Lupin III: The Castle of Cagliostro
An interesting and well respected movie. It's got lots of interesting elements, being perhaps the best Lupin film and marking the maturation of Hayao Miyazaki. But, most importantly, it's a lot of fun.
But first some general information for those unfamiliar with Lupin. This series actually derives from some french novels (and an animation) about a devious gentleman thief. This idea was `borrowed' for anime, albeit not with complete copyright approval, leading to some variation in western titles. Although the anime version is actually the descendant of the original Lupin and is a bit more wild, and physical in his manner. Yet he still has a good heart, and ends up helping people more often than not. Along with his trusted (cough) companions he travels the globe searching for legendary treasures to `borrow'.
The gang are good fun in their own right. There's the suit wearing, laid back Jigen who's a master with every firearm. He seems to be with Lupin as much for the excitement as the financials, and is probably the most loyal (and balanced) companion. Especially when you consider that Goemon, the neo-samurai master swordsman has promised to kill Lupin one day. While the femme-fatale, but also a talented thief in her own right, Fujiko often has strange idea's about the distribution of the spoils. Mind you, Lupins most faithful companion is probably inspector Zenigata of Interpol (or other police organization) who has devoted his life and talents to catching Lupin. Which Lupin seems to regard as an entertaining and friendly rivalry. This could be because Zenigata has a strong sense of justice, and can often be convinced to look aside when Lupin is obviously working for what is `right'.
Be warned though, Lupin material, while having the same source, has been produced by many hands and in many formats. As a result they're highly variable in style and quality.
In this movie we get to join Lupin as he pulls off another daring caper, stealing (literally) a car full of money. Most people would be disappointed when the money turns out to be worthless counterfeit. But, to lupin, that just sounds like a challenge. In time the quest leads them to the source, the tiny (but politically independant) kingdom of Cagliostro. A kingdom firmly under control of the rather evil Count of Cagliostro. Well, almostly firmly, it seems the princess of the previous ruling family (who all died rather tragically) is being bothersome about her upcoming marriage to the count. While her attempt to escape is unsuccessful she certainly attracts Lupin's attention. While he likes money the chance the get involved in such a classic story is simply too much for his cavalier nature to resist. Mind you, it seems Lupin has deeper reasons for becoming involved. Likewise the Count seems to have a hidden desire himself, and given the nature of the man it's unlikely to involve a long and happy marriage to the young princess.

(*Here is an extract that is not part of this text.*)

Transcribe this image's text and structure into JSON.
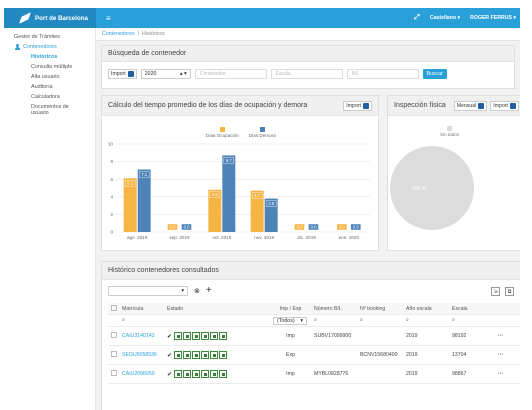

In other words the dial is firmly set on the `adventure' and action end of the dial. While Lupin might be up against the considerable might of the Count and his powerful forces he's got the moves, the gadgets and the allies to put up a sizable opposition to the count's dastardly plans. Although it could be said that the action is more `daredevil' and heroic level, which somewhat detracts from the pure believability. There's some very lucky co-incidences and superhuman moves, generally handled with good humor, required to keep Lupin alive. Mind you, once you adjust to this flavor of Lupin it all flows quite smoothly.
This is not the end of it however. The reason this movie is so good is because of the masterful pacing of the story and the rich sense of character. The story twists and turns delightfully, giving us new insights into the plans of the count, and the basis for Lupins interest, as well as the plight of the princess. There is time for Lupin to try various plans, to win some, to lose some, and to eventually reach a satisfying conclusion. This gives a rich complexity to the experience. And through this are the wonderful characters. All of the characters, although especially Lupin, have a strong sense of individuality and some wonderful lines and interactions. Even for characters who get a low number of lines, such as Fujiko and Goemon, there is a feeling of great complexity. And then there's all sorts of nice hints and nuances, Lupin's `romantic' side, Zenigata's honorable side and the impressive strength of the young princess...all are brought out with an incredibly deft touch. This is a movie you can watch time and time again for the sheer elegance and complexity of character, story and event wonderfully intertwined into a satisfying whole.
Such a strong film can surpass average animation quality...not that it needs too. While actually quite an old film this was clearly done on a cinematic budget by people who paid as much attention to the quality of the animation as they did to the story. The backgrounds and environment are wonderful, richly inventive and lushly detailed. The sense of strong design, the feel of `place' and the introduction of elements before they become important all give clear indication of a carefully crafted movie. The characters, while perhaps a bit stylised, look good and move well, through complex and inventive action sequences that cannot help but entertain. It's cool, it's competent, and it's a lot of fun to watch. I saw the dub, which was actually quite acceptable. The production is by the much derided Carl Macek though, so translation accuracy cannot be assumed. Likewise the music, while energetic and quite enjoyable, may not have been the original.
I've only found one review for this title, but since it's from THEM it is certainly sufficient. Suprise, they loved it. There's now a second review from the Anime Review which recommends it, especially in the new DVD release, as a required element of every collectors library.